Hill and Cousins are two of those people who have found a way out. Kruger said that Cousins was back to normally physically almost immediately. Hill said that mentally he is probably a little more shaken up than he’s let people believe.
“Being from that area, he’s like a son,” Hill said. “When a family member gets shot, it affects you. Knowing how he’s grown these last couple years, it was . . . devastating.”
Cousins’ growth on the basketball court has helped lead to lofty expectations for the Sooners this season. One of four returning starters to a team that made the NCAA Tournament last season, Cousins watched his point per game average jump from 2.7 in his freshman season to 11.0 as a sophomore.
His three-point percentage went from 27.9 percent to 40.4.
He was even running Oklahoma’s offense from the point during practice early this week.
“He's so crucial,” Oklahoma forward Buddy Hield said. “He's always fired up. He's that New York personality. . . . He's just competitive. I like that with him.”
Cousins has a stoic personality. He speaks sure of himself, not wasting words when they’re not needed. That Tuesday night in the spring was still a shock.
He went to two different hospitals, after the first didn’t have a trauma unit. He was transferred to the Bronx, but his cell phone had died. A friend had to call Cousins’ mother, who came rushing to the side of her first born as doctors tried to determine whether to remove the bullet or not.
They didn’t remove it, but Cousins has full mobility in his shoulder now.
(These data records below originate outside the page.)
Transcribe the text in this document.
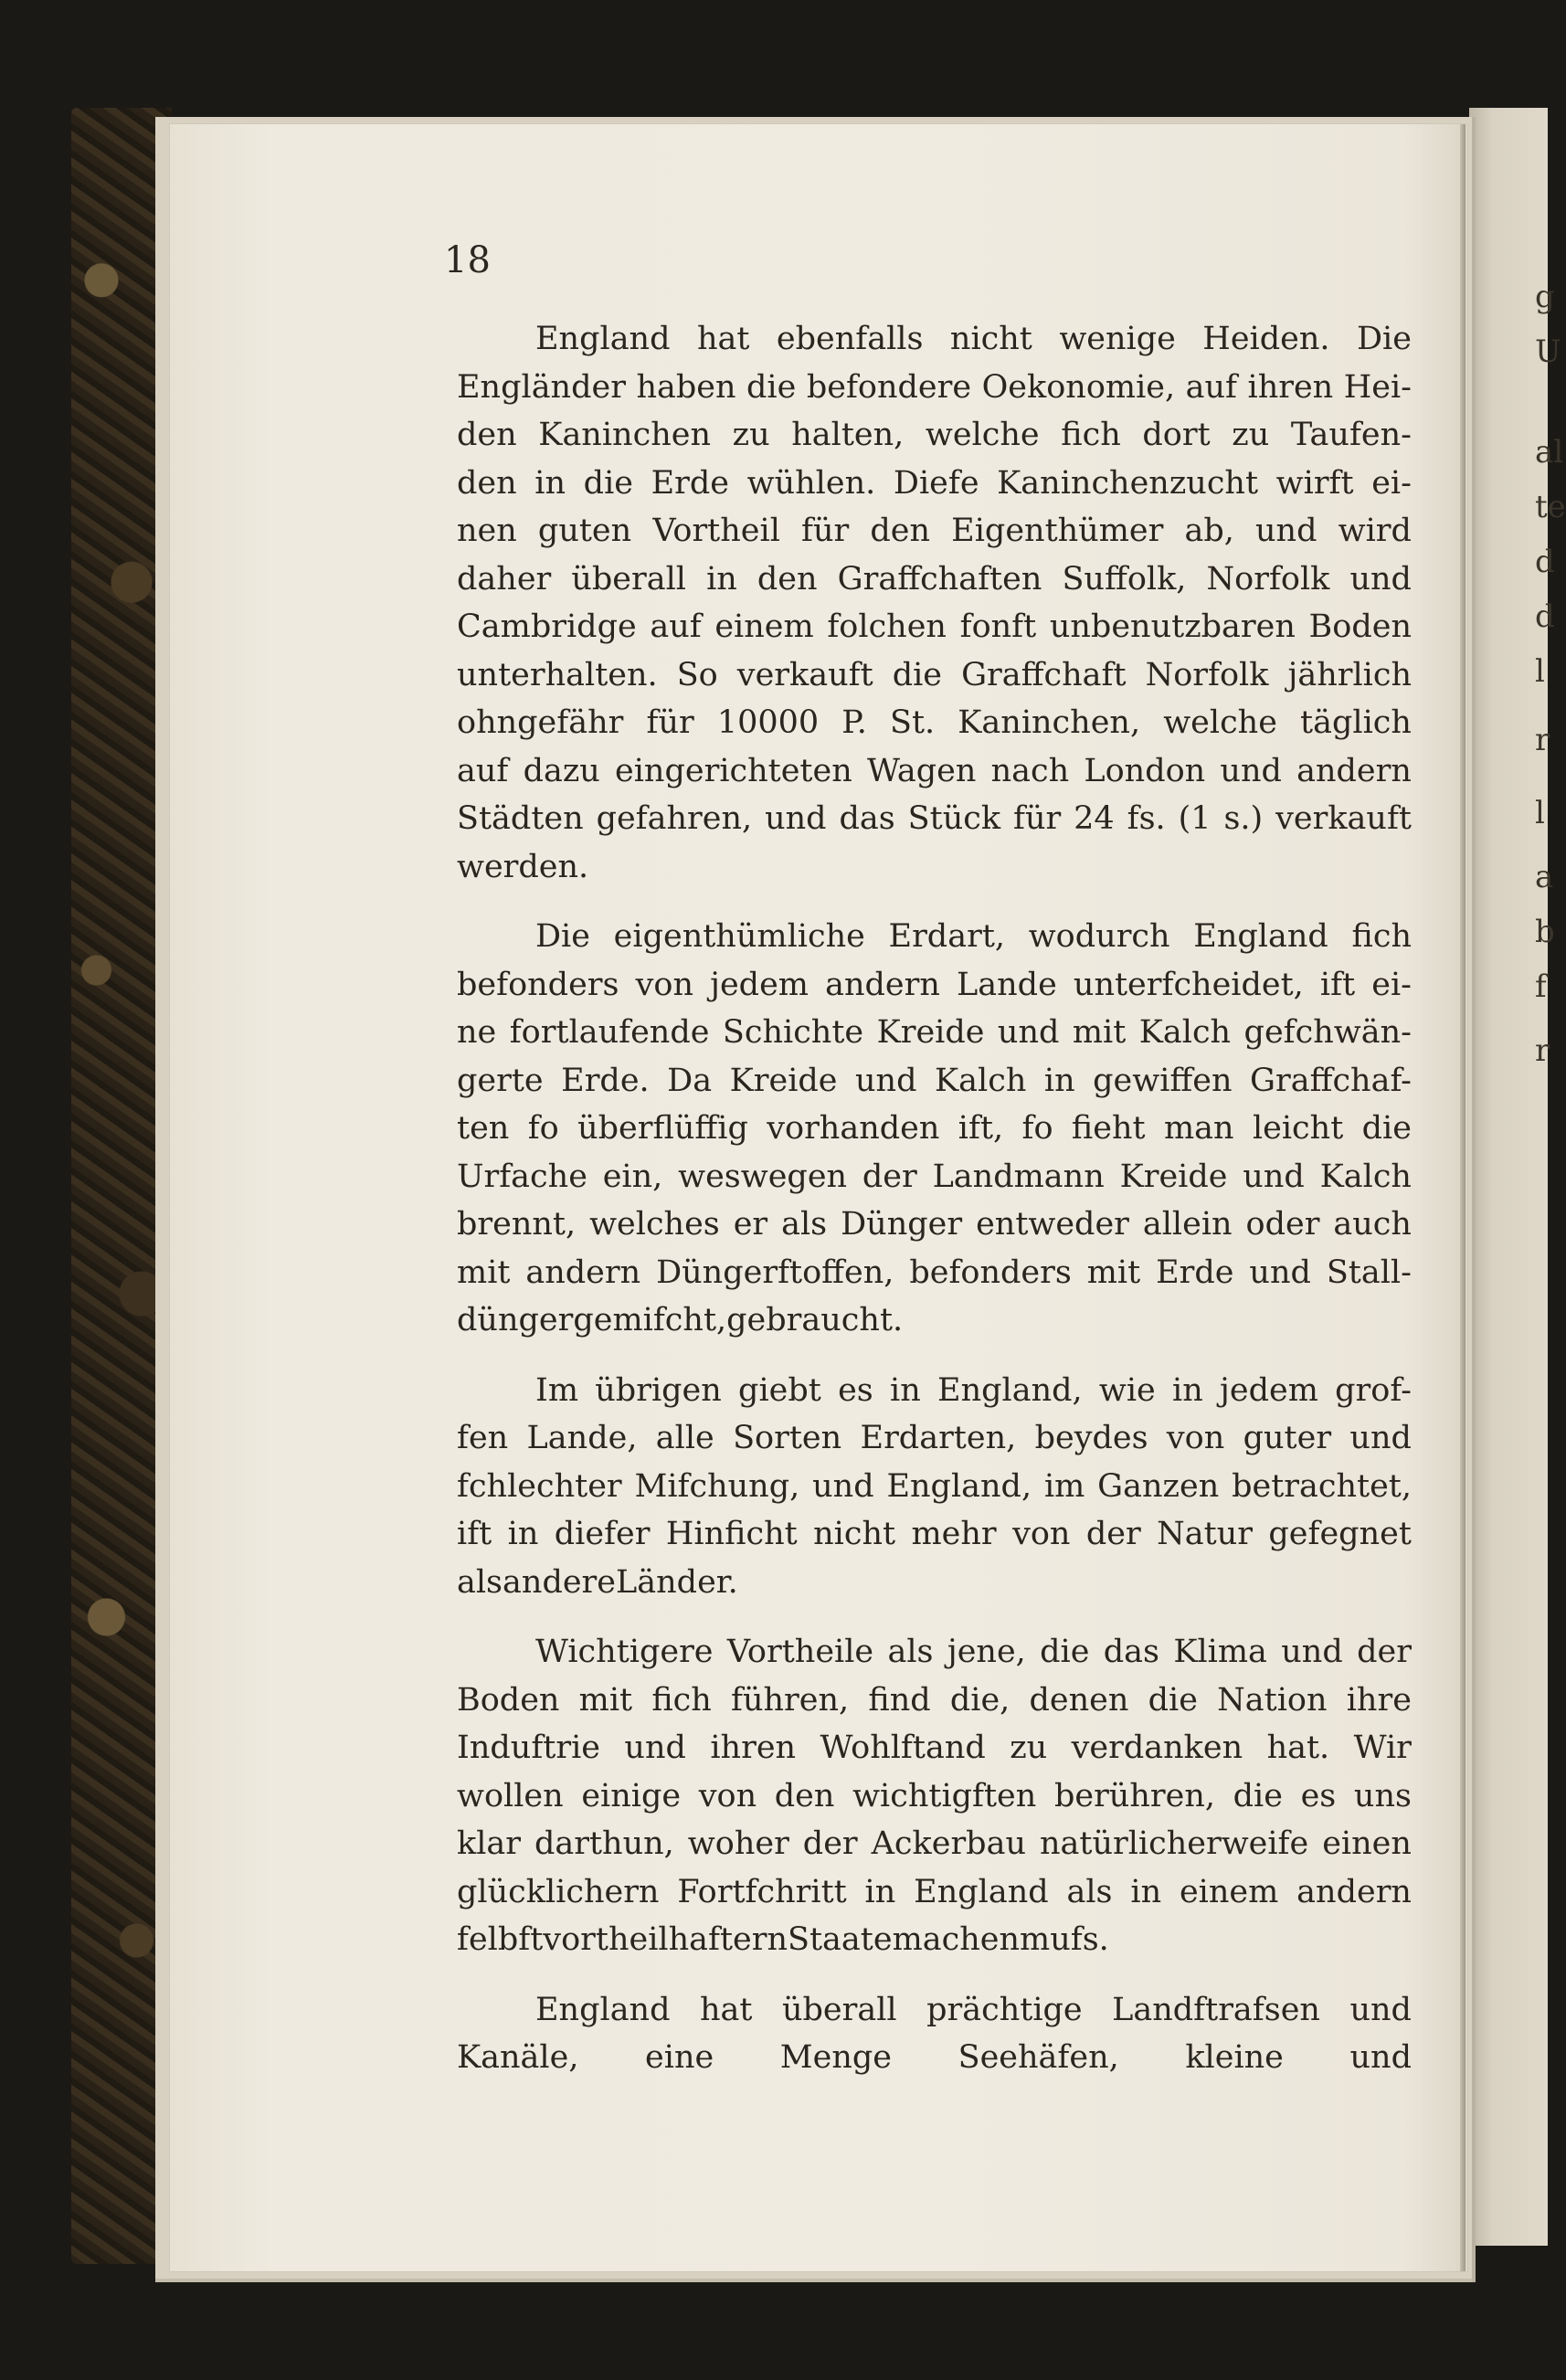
g
U
al
te
d
d
l
r
l
a
b
f
r

18

England hat ebenfalls nicht wenige Heiden. Die
Engländer haben die befondere Oekonomie, auf ihren Hei-
den Kaninchen zu halten, welche fich dort zu Taufen-
den in die Erde wühlen. Diefe Kaninchenzucht wirft ei-
nen guten Vortheil für den Eigenthümer ab, und wird
daher überall in den Graffchaften Suffolk, Norfolk und
Cambridge auf einem folchen fonft unbenutzbaren Boden
unterhalten. So verkauft die Graffchaft Norfolk jährlich
ohngefähr für 10000 P. St. Kaninchen, welche täglich
auf dazu eingerichteten Wagen nach London und andern
Städten gefahren, und das Stück für 24 fs. (1 s.) verkauft
werden.
Die eigenthümliche Erdart, wodurch England fich
befonders von jedem andern Lande unterfcheidet, ift ei-
ne fortlaufende Schichte Kreide und mit Kalch gefchwän-
gerte Erde. Da Kreide und Kalch in gewiffen Graffchaf-
ten fo überflüffig vorhanden ift, fo fieht man leicht die
Urfache ein, weswegen der Landmann Kreide und Kalch
brennt, welches er als Dünger entweder allein oder auch
mit andern Düngerftoffen, befonders mit Erde und Stall-
dünger gemifcht, gebraucht.
Im übrigen giebt es in England, wie in jedem grof-
fen Lande, alle Sorten Erdarten, beydes von guter und
fchlechter Mifchung, und England, im Ganzen betrachtet,
ift in diefer Hinficht nicht mehr von der Natur gefegnet
als andere Länder.
Wichtigere Vortheile als jene, die das Klima und der
Boden mit fich führen, find die, denen die Nation ihre
Induftrie und ihren Wohlftand zu verdanken hat. Wir
wollen einige von den wichtigften berühren, die es uns
klar darthun, woher der Ackerbau natürlicherweife einen
glücklichern Fortfchritt in England als in einem andern
felbft vortheilhaftern Staate machen mufs.
England hat überall prächtige Landftrafsen und
Kanäle, eine Menge Seehäfen, kleine und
He equated having a bullet stuck in his back to having a metal plate inserted to fix a broken bone.
It will also serve as a reminder.
“It just gives you more motivation to appreciate every day,” said Cousins, who doesn’t have nightmares about the incident. He doesn’t have nightmares, period. “ . . . You’ve gotta appreciate every day.”
Hill didn’t waste life lessons on Cousins when he talked with him on that spring night. He waited until Cousins return to Norman, where Hill embraced Cousins but not before Hill’s son L.J. did.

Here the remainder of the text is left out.